Would You Change Your Adopted Child’s Name?

After we announced to family and friends that we were adopting from Korea, we were asked a question we’d never considered before.

“Do you plan on changing your child’s name once he or she is in America?”

Well. That kind of threw us for a loop. Did we? I mean, it was *their* name. Given to them in their homeland and it had some type of a meaning from the person who gave it birth/foster mother or a caregiver.

Sam and I were (and still are) torn on this. We have two opinions:

  • No. It symbolizes them, their history, and a name is so personal. When we discuss this way, there is always the thought that keeping their name keeps a part of what they will eventually think of as a loss in their lives, from their birth mother to their country. It’s already a part of them and their identity.
  • Yes. More than likely the name will be hard to pronounce here, making it something our child might be continually asked to spell, pronounce, and say again. It would immediately identify him or her as completely different, even among other Korean children in America. In learning our language, it might be hard for them to spell or even to say. We also wonder if in giving them a name too, it would be a similar gesture of love as when we anticipate naming a biological child.

We go back and forth, but the compromise that comes up to both is this: perhaps if our child has a very difficult first name, we change it to their middle name. Ensuring that they keep it with them, they have that part of their history forever.

If it’s a more “westernized” name (and some are), or simply more pronounceable, we might keep it the same.

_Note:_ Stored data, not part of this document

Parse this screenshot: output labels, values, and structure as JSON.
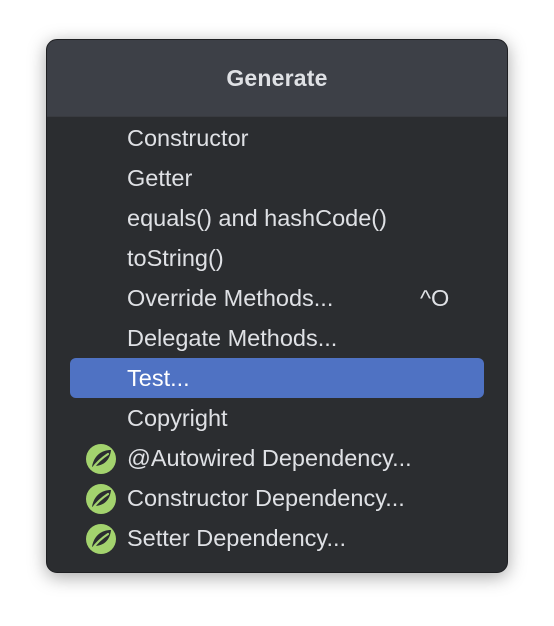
{
  "popup": {
    "title": "Generate",
    "items": [
      {
        "label": "Constructor",
        "shortcut": "",
        "icon": ""
      },
      {
        "label": "Getter",
        "shortcut": "",
        "icon": ""
      },
      {
        "label": "equals() and hashCode()",
        "shortcut": "",
        "icon": ""
      },
      {
        "label": "toString()",
        "shortcut": "",
        "icon": ""
      },
      {
        "label": "Override Methods...",
        "shortcut": "^O",
        "icon": ""
      },
      {
        "label": "Delegate Methods...",
        "shortcut": "",
        "icon": ""
      },
      {
        "label": "Test...",
        "shortcut": "",
        "icon": "",
        "selected": true
      },
      {
        "label": "Copyright",
        "shortcut": "",
        "icon": ""
      },
      {
        "label": "@Autowired Dependency...",
        "shortcut": "",
        "icon": "spring-leaf-icon"
      },
      {
        "label": "Constructor Dependency...",
        "shortcut": "",
        "icon": "spring-leaf-icon"
      },
      {
        "label": "Setter Dependency...",
        "shortcut": "",
        "icon": "spring-leaf-icon"
      }
    ]
  },
  "colors": {
    "background": "#2b2d30",
    "header": "#3d4047",
    "text": "#dfe1e5",
    "selection": "#4f72c3",
    "spring_icon": "#a3d36e"
  }
}
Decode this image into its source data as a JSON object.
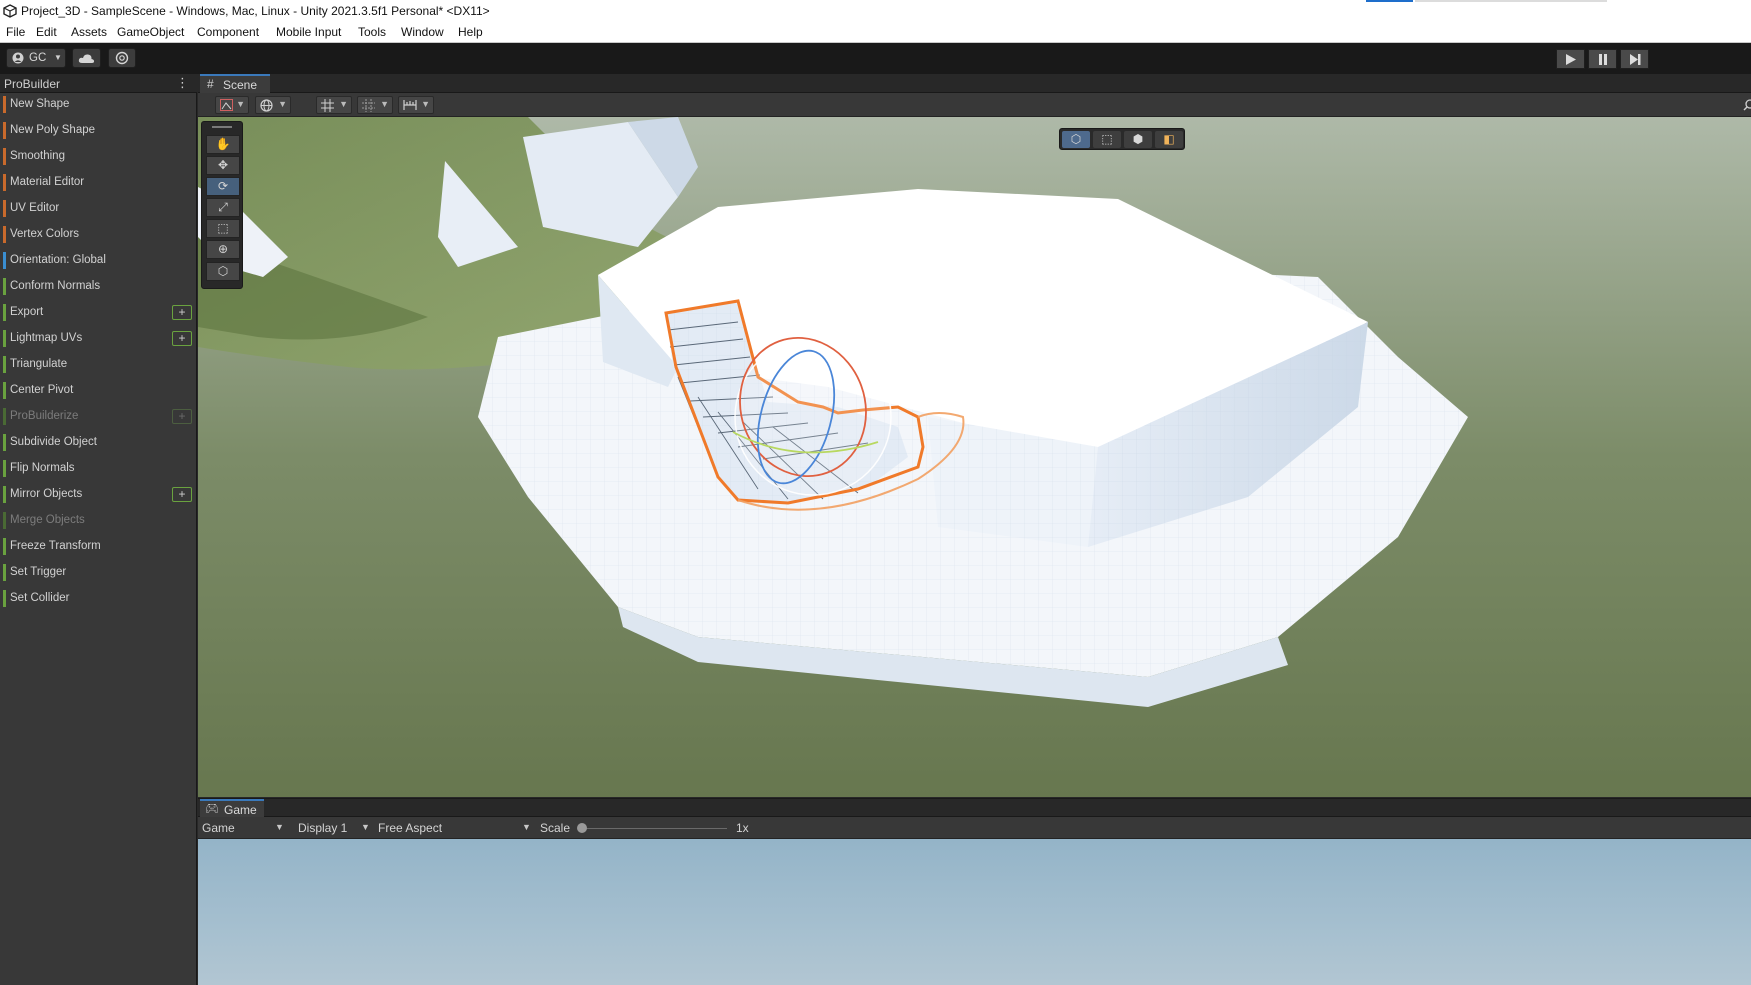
{
  "window": {
    "title": "Project_3D - SampleScene - Windows, Mac, Linux - Unity 2021.3.5f1 Personal* <DX11>"
  },
  "menu": [
    "File",
    "Edit",
    "Assets",
    "GameObject",
    "Component",
    "Mobile Input",
    "Tools",
    "Window",
    "Help"
  ],
  "toolbar": {
    "account_label": "GC",
    "icons": [
      "account-icon",
      "cloud-icon",
      "collab-icon",
      "play-icon",
      "pause-icon",
      "step-icon"
    ]
  },
  "probuilder": {
    "title": "ProBuilder",
    "menu_glyph": "⋮",
    "items": [
      {
        "label": "New Shape",
        "color": "#c96a2c",
        "plus": false,
        "enabled": true
      },
      {
        "label": "New Poly Shape",
        "color": "#c96a2c",
        "plus": false,
        "enabled": true
      },
      {
        "label": "Smoothing",
        "color": "#c96a2c",
        "plus": false,
        "enabled": true
      },
      {
        "label": "Material Editor",
        "color": "#c96a2c",
        "plus": false,
        "enabled": true
      },
      {
        "label": "UV Editor",
        "color": "#c96a2c",
        "plus": false,
        "enabled": true
      },
      {
        "label": "Vertex Colors",
        "color": "#c96a2c",
        "plus": false,
        "enabled": true
      },
      {
        "label": "Orientation: Global",
        "color": "#3a8ed1",
        "plus": false,
        "enabled": true
      },
      {
        "label": "Conform Normals",
        "color": "#6aa23f",
        "plus": false,
        "enabled": true
      },
      {
        "label": "Export",
        "color": "#6aa23f",
        "plus": true,
        "enabled": true
      },
      {
        "label": "Lightmap UVs",
        "color": "#6aa23f",
        "plus": true,
        "enabled": true
      },
      {
        "label": "Triangulate",
        "color": "#6aa23f",
        "plus": false,
        "enabled": true
      },
      {
        "label": "Center Pivot",
        "color": "#6aa23f",
        "plus": false,
        "enabled": true
      },
      {
        "label": "ProBuilderize",
        "color": "#4a6a34",
        "plus": true,
        "enabled": false
      },
      {
        "label": "Subdivide Object",
        "color": "#6aa23f",
        "plus": false,
        "enabled": true
      },
      {
        "label": "Flip Normals",
        "color": "#6aa23f",
        "plus": false,
        "enabled": true
      },
      {
        "label": "Mirror Objects",
        "color": "#6aa23f",
        "plus": true,
        "enabled": true
      },
      {
        "label": "Merge Objects",
        "color": "#4a6a34",
        "plus": false,
        "enabled": false
      },
      {
        "label": "Freeze Transform",
        "color": "#6aa23f",
        "plus": false,
        "enabled": true
      },
      {
        "label": "Set Trigger",
        "color": "#6aa23f",
        "plus": false,
        "enabled": true
      },
      {
        "label": "Set Collider",
        "color": "#6aa23f",
        "plus": false,
        "enabled": true
      }
    ]
  },
  "scene": {
    "tab_label": "Scene",
    "tab_icon": "#",
    "tools": [
      "hand-tool-icon",
      "move-tool-icon",
      "rotate-tool-icon",
      "scale-tool-icon",
      "rect-tool-icon",
      "transform-tool-icon",
      "custom-tool-icon"
    ],
    "active_tool": "rotate-tool-icon",
    "pb_modes": [
      "object-mode-icon",
      "vertex-mode-icon",
      "edge-mode-icon",
      "face-mode-icon"
    ],
    "selected_mode": "object-mode-icon",
    "selection_color": "#f07a2a"
  },
  "game": {
    "tab_label": "Game",
    "display_mode": "Game",
    "display": "Display 1",
    "aspect": "Free Aspect",
    "scale_label": "Scale",
    "scale_value": "1x"
  }
}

This debate isn’t because we don’t want our child to be Korean or only identify with America or even just to fit in. Because when you look back on it, everyone feels like they stand out in some way during childhood. I know I did for various reasons, down to just my last name (maiden) being hard for others to say.

We, like many parents of adopted or to be adopted children, want to provide the most normalcy we can with their journey to accept who they are and the families they come from.

So we’ll see what happens when we get a referral. In the meantime, I’d love to know this:

Would you change your adopted child’s name – for any reason?